The result was that ordinary Iranian citizens, both men and women, inevitably began to feel the presence and intervention of the state in their most private daily affairs. The state did not merely punish criminals who threatened the lives and safety of the populace; it was there to control the people, to flog and jail them for wearing nail polish, Reebok shoes, or lipstick; it was there to watch over young girls and boys appearing in public.
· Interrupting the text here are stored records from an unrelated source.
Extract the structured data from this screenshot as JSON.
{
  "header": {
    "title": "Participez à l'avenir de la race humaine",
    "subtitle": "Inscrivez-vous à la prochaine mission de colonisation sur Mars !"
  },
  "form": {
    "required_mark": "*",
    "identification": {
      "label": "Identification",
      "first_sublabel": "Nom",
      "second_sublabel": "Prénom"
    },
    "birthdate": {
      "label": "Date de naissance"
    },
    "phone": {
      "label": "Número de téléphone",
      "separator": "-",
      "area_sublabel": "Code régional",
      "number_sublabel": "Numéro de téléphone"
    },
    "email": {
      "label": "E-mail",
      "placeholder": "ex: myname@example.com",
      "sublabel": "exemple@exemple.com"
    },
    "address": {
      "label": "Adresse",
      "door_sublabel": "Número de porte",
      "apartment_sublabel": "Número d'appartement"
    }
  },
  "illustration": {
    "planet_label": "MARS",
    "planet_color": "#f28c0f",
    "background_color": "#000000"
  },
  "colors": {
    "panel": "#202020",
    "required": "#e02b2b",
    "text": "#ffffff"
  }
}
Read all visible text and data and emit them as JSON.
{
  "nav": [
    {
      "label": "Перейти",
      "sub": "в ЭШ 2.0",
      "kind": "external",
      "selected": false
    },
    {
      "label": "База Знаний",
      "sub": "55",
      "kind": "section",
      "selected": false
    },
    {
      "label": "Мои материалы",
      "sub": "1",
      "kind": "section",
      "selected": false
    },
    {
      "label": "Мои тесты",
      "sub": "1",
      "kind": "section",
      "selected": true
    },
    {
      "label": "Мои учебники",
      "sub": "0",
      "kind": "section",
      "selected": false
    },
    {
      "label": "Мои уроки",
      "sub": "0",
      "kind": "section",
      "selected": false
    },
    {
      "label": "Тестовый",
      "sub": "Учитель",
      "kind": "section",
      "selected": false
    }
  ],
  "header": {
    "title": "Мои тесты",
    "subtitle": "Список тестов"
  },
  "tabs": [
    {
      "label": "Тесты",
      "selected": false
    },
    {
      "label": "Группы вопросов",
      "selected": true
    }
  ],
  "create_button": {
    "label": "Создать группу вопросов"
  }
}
In short, what was attacked and confiscated were the individual and civil rights of the Iranian people.

–Azar Nafisi, The Stuff that Dreams are Made Of, in My Sister, Guard Your Veil; My Brother, Guard Your Eyes: Uncensored Iranian Voices (2006; ISBN 0807004634), pp. 2–6.

Happy Bastille Day

There aren’t many so-called national holidays worth celebrating — most of them are nothing more than the high holy days on a theo-nationalist liturgical calendar, in which the Nation is the Church, the State is God, and the minions of the Government are the Saints that you’re expected to venerate. (See, for example, Presidents’ Day, Memorial Day, Veterans’ Day, Columbus Day, etc.) There are some glorious exceptions, though, and today is one of them.

Liberté, liberté cherie,
Combats avec tes defénseurs …

Break the jails and bury the chains.

Democracy in Iraq #2

BAGHDAD, Iraq — Iraq’s parliament speaker Thursday accused Jews of financing acts of violence in Iraq in order to discredit Islamists who control the parliament and government so they can install their agents in power.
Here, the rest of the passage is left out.